Edifício da Administração Regional de Saúde do Centro. Fachada principal, frontão com as armas epicopais de D. Manuel Correia de Bastos Pina
XXX
Porque o governo se tinha apoderado do paço episcopal, que viria a ser ocupado como museu, foi no seminário que se instalou o prelado quando, no final de 1912, voltou a Coimbra.
Residência episcopal no Seminário de Coimbra
(1) Segundo Milton Pedro Dias Pacheco, «Paira ainda hoje na memória dos eclesiásticos diocesanos … que Dom Manuel recusara o edifício por um simples motivo: o facto de lhe ter sido sempre negada a participação na traça arquitetónica do edifício, principalmente na organização interna das várias dependências e que viria a culminar na inadequação para receber os vários serviços da chancelaria episcopal.»

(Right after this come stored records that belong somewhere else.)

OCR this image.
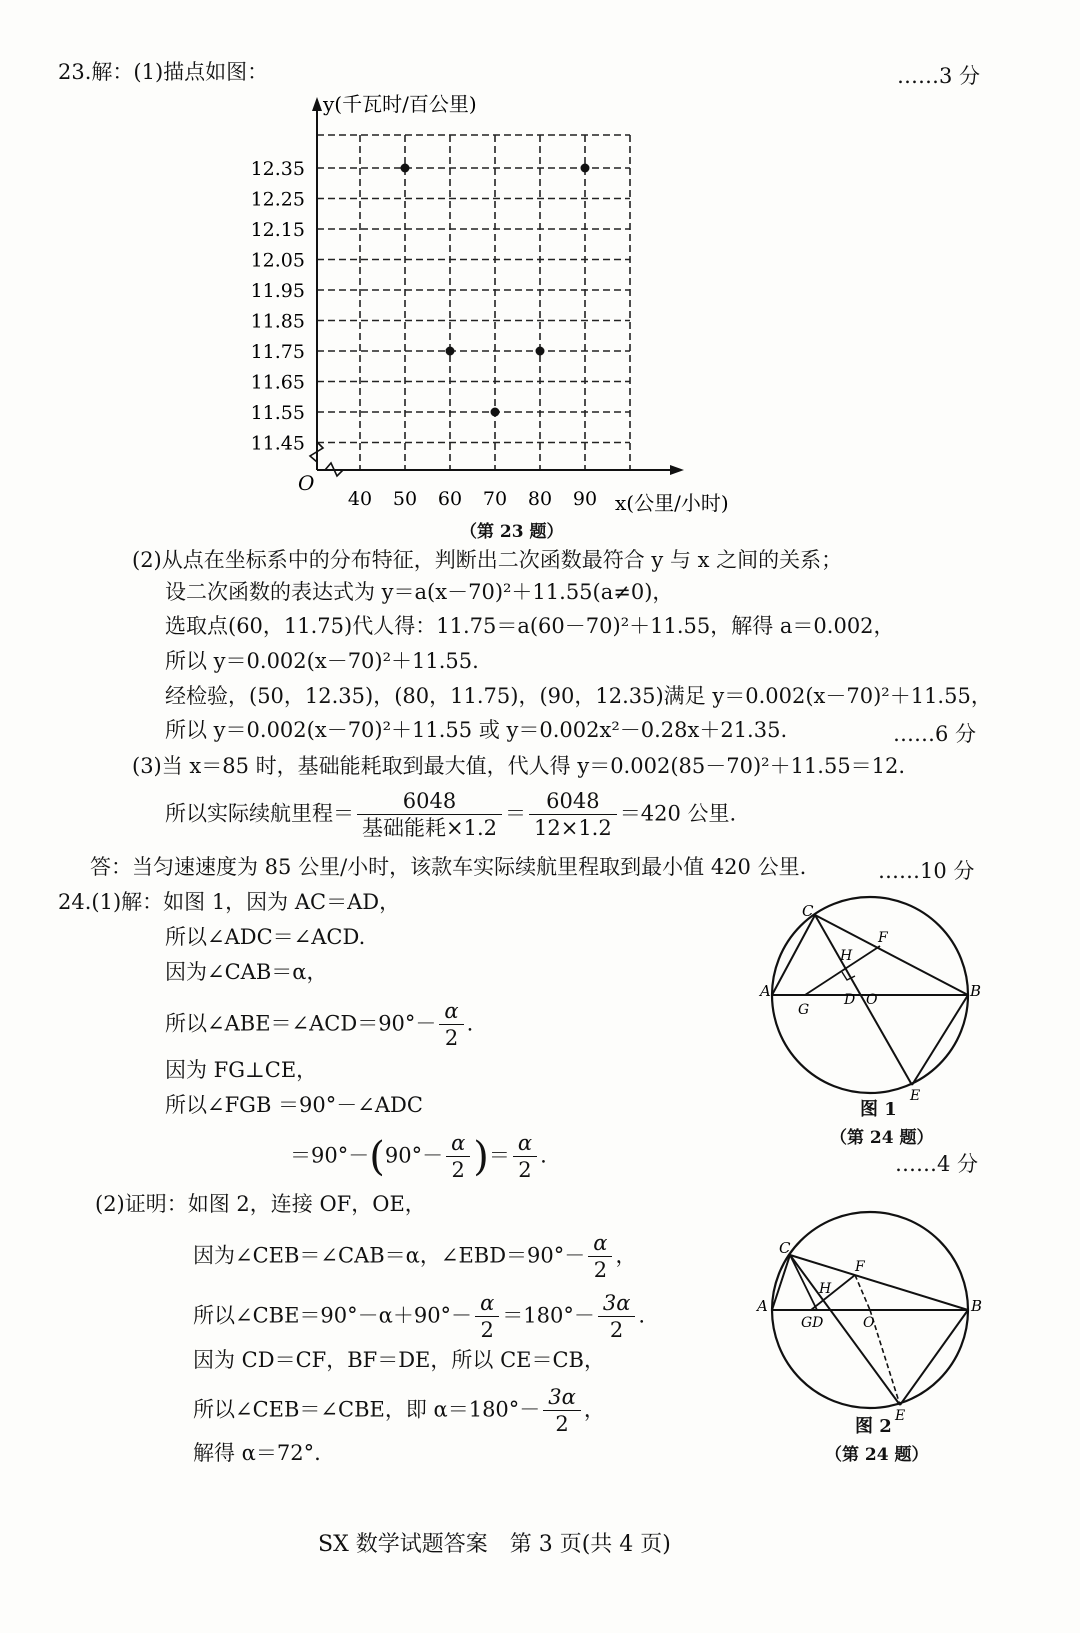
23.解：(1)描点如图：	……3 分
12.35
12.25
12.15
12.05
11.95
11.85
11.75
11.65
11.55
11.45
40 50 60 70 80 90
O
y(千瓦时/百公里)
x(公里/小时)
（第 23 题）
(2)从点在坐标系中的分布特征，判断出二次函数最符合 y 与 x 之间的关系；
设二次函数的表达式为 y＝a(x－70)²＋11.55(a≠0)，
选取点(60，11.75)代人得：11.75＝a(60－70)²＋11.55，解得 a＝0.002，
所以 y＝0.002(x－70)²＋11.55.
经检验，(50，12.35)，(80，11.75)，(90，12.35)满足 y＝0.002(x－70)²＋11.55，
所以 y＝0.002(x－70)²＋11.55 或 y＝0.002x²－0.28x＋21.35.	……6 分
(3)当 x＝85 时，基础能耗取到最大值，代人得 y＝0.002(85－70)²＋11.55＝12.
所以实际续航里程＝ $\frac{6048}{\text{基础能耗×1.2}} = \frac{6048}{12\times 1.2} =420$ 公里.
答：当匀速速度为 85 公里/小时，该款车实际续航里程取到最小值 420 公里.	……10 分
24.(1)解：如图 1，因为 AC＝AD，
所以∠ADC＝∠ACD.
因为∠CAB＝α，
所以∠ABE＝∠ACD＝90°－ $\frac{\alpha}{2}$ .
因为 FG⊥CE，
所以∠FGB ＝90°－∠ADC
$=90^\circ-(90^\circ- \frac{\alpha}{2}$ )＝ $\frac{\alpha}{2}$ .	……4 分
C
H
F
A
G
D O	B
E
图 1
（第 24 题）
(2)证明：如图 2，连接 OF，OE，
因为∠CEB＝∠CAB＝α，∠EBD＝90°－ $\frac{\alpha}{2}$ ，
所以∠CBE＝90°－α＋90°－ $\frac{\alpha}{2} =180^\circ- \frac{3\alpha}{2}$ .
因为 CD＝CF，BF＝DE，所以 CE＝CB，
所以∠CEB＝∠CBE，即 $\alpha=180^\circ- \frac{3\alpha}{2}$ ，
解得 α＝72°.
C
H
F
A
GD	O
B
E
图 2
（第 24 题）
SX 数学试题答案　第 3 页(共 4 页)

Freitas, D.M.R. 2014. Memorial de um complexo arquitectónico enquanto espaço museológico: Museu Machado de Castro (1911-1965). Tese de doutoramento em Letras, área de História … apresentada à Faculdade de Letras da Universidade de Coimbra. Vol. I, pg. 208-210 [policopiado]
Ramos, A.J. 1995. O Bispo de Coimbra D. Manuel Correia de Bastos Pina. Dissertatio ad Doctoratum in Facultate Historiae Ecclesiasticae. Ponttificiae Universitatis Gregorianae. Coimbra, Gráfica de Coimbra
Nota: Temos memória de neste edifício ter funcionado, durante muitos anos a Maternidade dos HUC e, posteriormente, o serviço de Ortopedia e simultaneamente ou posteriormente, algumas outras enfermarias, uma das quais a de Urologia.